I wonder which VPs are being fired in GT
who are the leaders again, and what do they do?
"what would you say, you DO here?"
There's certainly no silver bullet. How many times have we implemented a new vendor solution to turn around and have to build it ourselves or switch integrations when business decides the contract costs too much?
It's hard for Tech to succeed because you need all these things.
- The engineering leader making the buy vs. build decision needs to have the right technical expertise to accurately gauge the cost of buy vs. build
- The engineering leader needs to be unselfish enough to not prioritize empire building and actually use 3rd party solution when it's beneficial for Nike.
- The leader's boss needs to understand not having large teams and building a ton of flashy(i.e. AI) stuff doesn't equate to a leader being ineffective.
Sadly, most engineering leaders(not just at Nike) want large teams to build new tech which is how they advance in their career. The ones that care about Nike's business and don't prioritizing expanding teams and building stuff don't get ahead in their careers.
I was shocked to see how much we build in-house, even compared to other tech companies. It's such a waste of resources for a company that's main focus is selling shoes, not re-inventing industry standard technical products that work well for our use cases
@bp whichever vendor gives the best kickbacks
@ae What do you mean by Adobe in this context? And why did we bring in Databricks instead of Snowflake? Who is making these decisions, and based on what rationale?
@ac that's the problem. It requires a plan and an actual commitment to execution. Two things that GT leadership consistently fails to have for longer than a quarter. Or if you are AC: half a week.
@aq Datalogue didn't have anything to do with data strategy, it was just a glorified ETL tool that we bought and then never used and eventually tossed away the team we acquired (feel awful for those guys that didn't get a payout)
At least databricks is functioning, even if half the data science experts we have don't know a unity catalog from their Windows Explorer
NACO
Actual technology companies like Microsoft and AWS have no political issue implementing industry standard data platforms like Adobe and Databricks. Nike lacks the talent to even implement leading platforms, let alone reinvent the wheel to build their own wannabe knockoffs. Not only do they not have the talent, they no longer have the finances or brand prestige to attract competent talent, especially in what’s left of PDX. Besides, wasn’t the Datalogue acquisition supposed to solve all Nike’s data problems? Which highlights the outright arrogance and negligence of data engineering leadership over at least the last decade. Good luck!

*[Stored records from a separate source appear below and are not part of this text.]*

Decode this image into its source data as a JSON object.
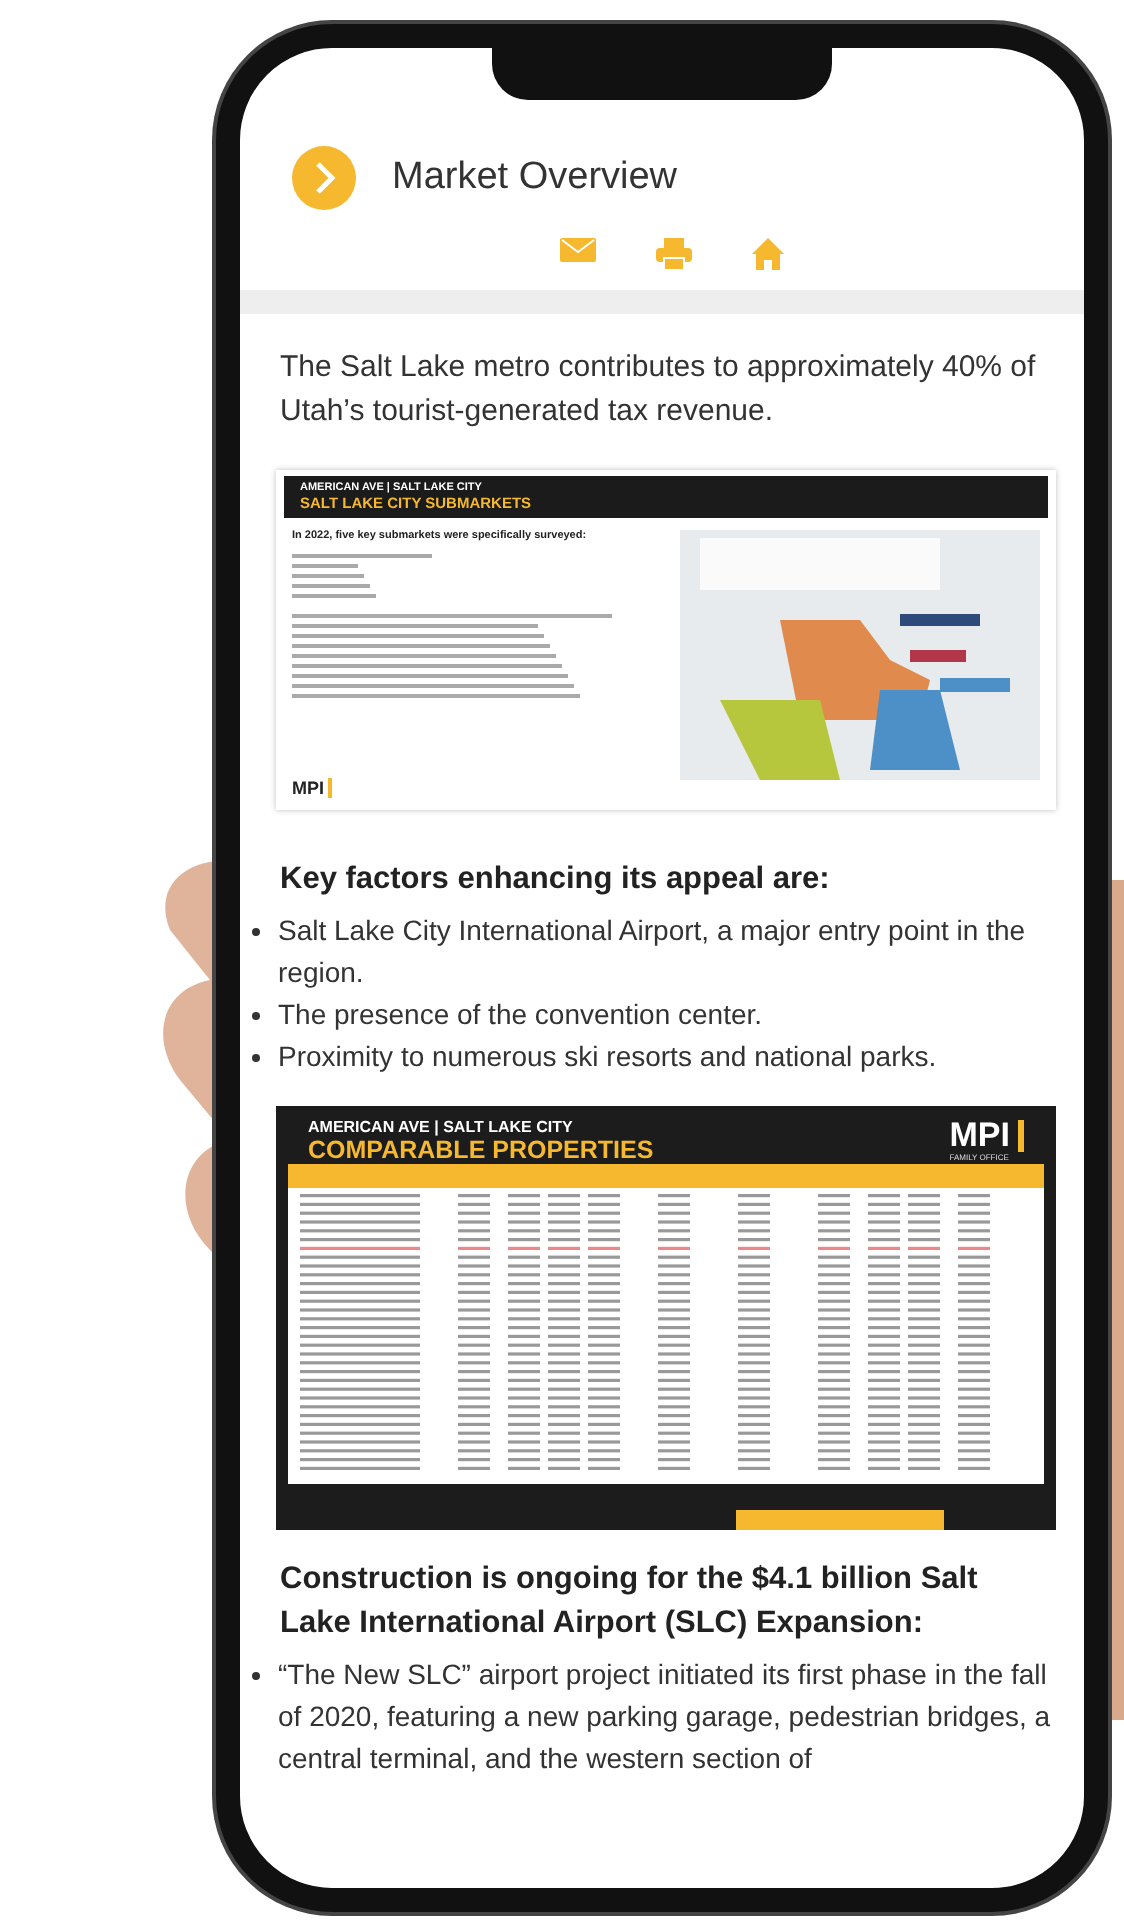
{
  "header": {
    "title": "Market Overview"
  },
  "toolbar": [
    {
      "kind": "mail"
    },
    {
      "kind": "print"
    },
    {
      "kind": "home"
    }
  ],
  "intro": "The Salt Lake metro contributes to approximately 40% of Utah’s tourist-generated tax revenue.",
  "slide_submarkets": {
    "subtitle": "AMERICAN AVE | SALT LAKE CITY",
    "title": "SALT LAKE CITY SUBMARKETS",
    "lead": "In 2022, five key submarkets were specifically surveyed:",
    "logo": "MPI"
  },
  "key_factors": {
    "heading": "Key factors enhancing its appeal are:",
    "bullets": [
      "Salt Lake City International Airport, a major entry point in the region.",
      "The presence of the convention center.",
      "Proximity to numerous ski resorts and national parks."
    ]
  },
  "slide_comparables": {
    "subtitle": "AMERICAN AVE | SALT LAKE CITY",
    "title": "COMPARABLE PROPERTIES",
    "logo": "MPI",
    "logo_caption": "FAMILY OFFICE"
  },
  "construction": {
    "heading": "Construction is ongoing for the $4.1 billion Salt Lake International Airport (SLC) Expansion:",
    "bullets": [
      "“The New SLC” airport project initiated its first phase in the fall of 2020, featuring a new parking garage, pedestrian bridges, a central terminal, and the western section of"
    ]
  }
}
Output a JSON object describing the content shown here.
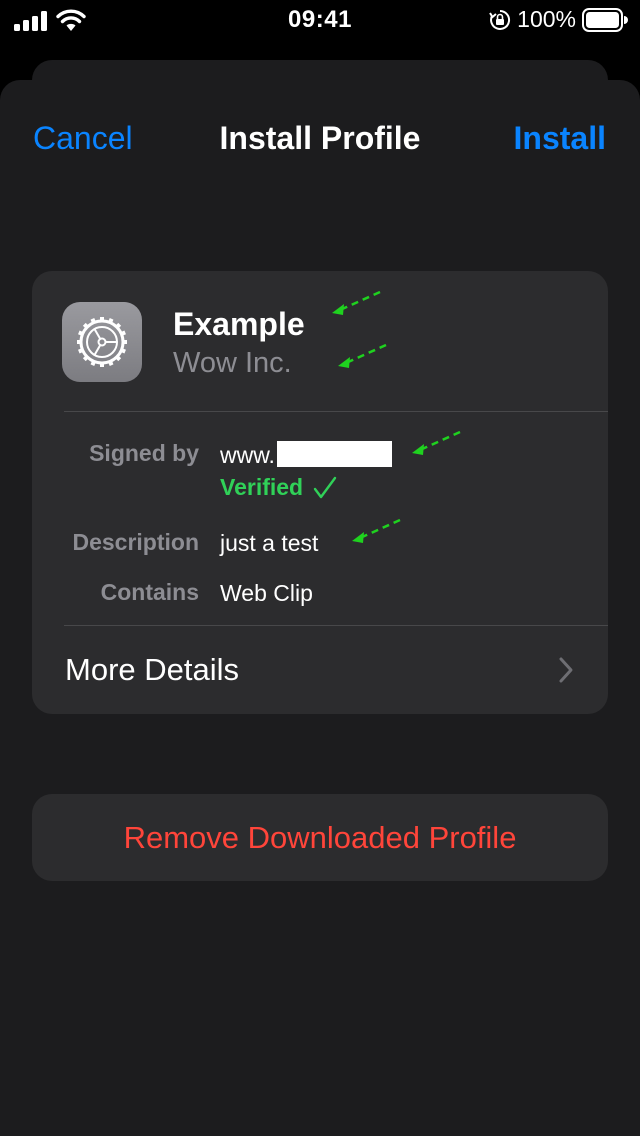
{
  "status_bar": {
    "time": "09:41",
    "battery": "100%",
    "icons": [
      "signal-icon",
      "wifi-icon",
      "orientation-lock-icon",
      "battery-icon"
    ]
  },
  "nav": {
    "cancel": "Cancel",
    "title": "Install Profile",
    "install": "Install"
  },
  "profile": {
    "name": "Example",
    "organization": "Wow Inc.",
    "icon": "settings-gear-icon"
  },
  "details": {
    "signed_by_label": "Signed by",
    "signed_by_value": "www.",
    "verified_label": "Verified",
    "description_label": "Description",
    "description_value": "just a test",
    "contains_label": "Contains",
    "contains_value": "Web Clip"
  },
  "more_details": "More Details",
  "remove_profile": "Remove Downloaded Profile",
  "colors": {
    "accent": "#0a84ff",
    "verified": "#30d158",
    "destructive": "#ff453a",
    "annotation": "#1fd21f"
  }
}
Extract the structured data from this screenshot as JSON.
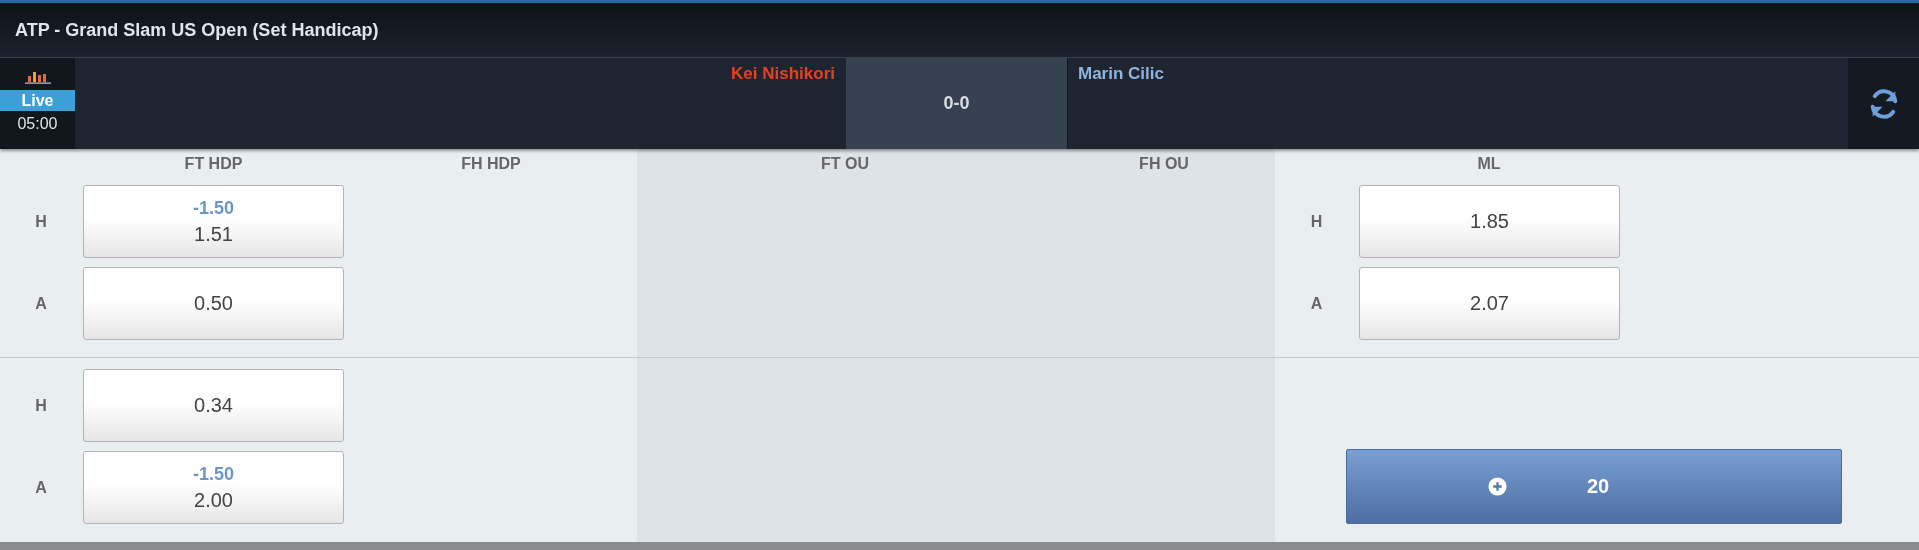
{
  "title": "ATP - Grand Slam US Open (Set Handicap)",
  "match": {
    "status": "Live",
    "time": "05:00",
    "home": "Kei Nishikori",
    "score": "0-0",
    "away": "Marin Cilic"
  },
  "columns": [
    {
      "label": "FT HDP"
    },
    {
      "label": "FH HDP"
    },
    {
      "label": "FT OU"
    },
    {
      "label": "FH OU"
    },
    {
      "label": "ML"
    }
  ],
  "blocks": [
    {
      "rows": [
        {
          "label": "H",
          "ft_hdp": {
            "line": "-1.50",
            "odds": "1.51"
          },
          "ml": {
            "label": "H",
            "odds": "1.85"
          }
        },
        {
          "label": "A",
          "ft_hdp": {
            "odds": "0.50"
          },
          "ml": {
            "label": "A",
            "odds": "2.07"
          }
        }
      ]
    },
    {
      "rows": [
        {
          "label": "H",
          "ft_hdp": {
            "odds": "0.34"
          }
        },
        {
          "label": "A",
          "ft_hdp": {
            "line": "-1.50",
            "odds": "2.00"
          }
        }
      ],
      "more_button": {
        "label": "20"
      }
    }
  ]
}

GT and strategy, good joke :)
These VPs and (sr) directors are reactively, one quarter perspective.
This has always been DAI's strategy. Adobe, Snowflake, Airflow, Databricks, and now Adobe again. The old data is too expensive to let go of so we just end up migrating over and over
Exclusively relying on third party solutions is never the answer unless you have unlimited blank checks and like to deal with cr-p customer support after signing the contract. Bringing in off the shelf solutions and building in house are both valid if evaluated correctly.
We were all vendorized in 2020 and there was like 50% MORE engineers than we have now. Buying tech doesn't magically reduce workload.
Takes 5 years of iteration to get a barely usable platform from FPE. White elephants galore.
probably a good idea
makes me wonder what phk really needs for GT staff
vendors could be hungry right now and offering good deals
Nike isn't a technology company. Building solutions doesn't guarantee they're good, Industry standards, and sometimes they're ad hoc solutions that have been used for years. Some engineers at Nike aren't keeping up with technology and are pushing outdated solutions.
Build vs Buy, a argument up there with Tabs vs Spaces or Jiff vs Giff
They flip back and forth between in house and adopted solutions. Which makes more sense is a case by case thing that probably shouldn't be imposed from above.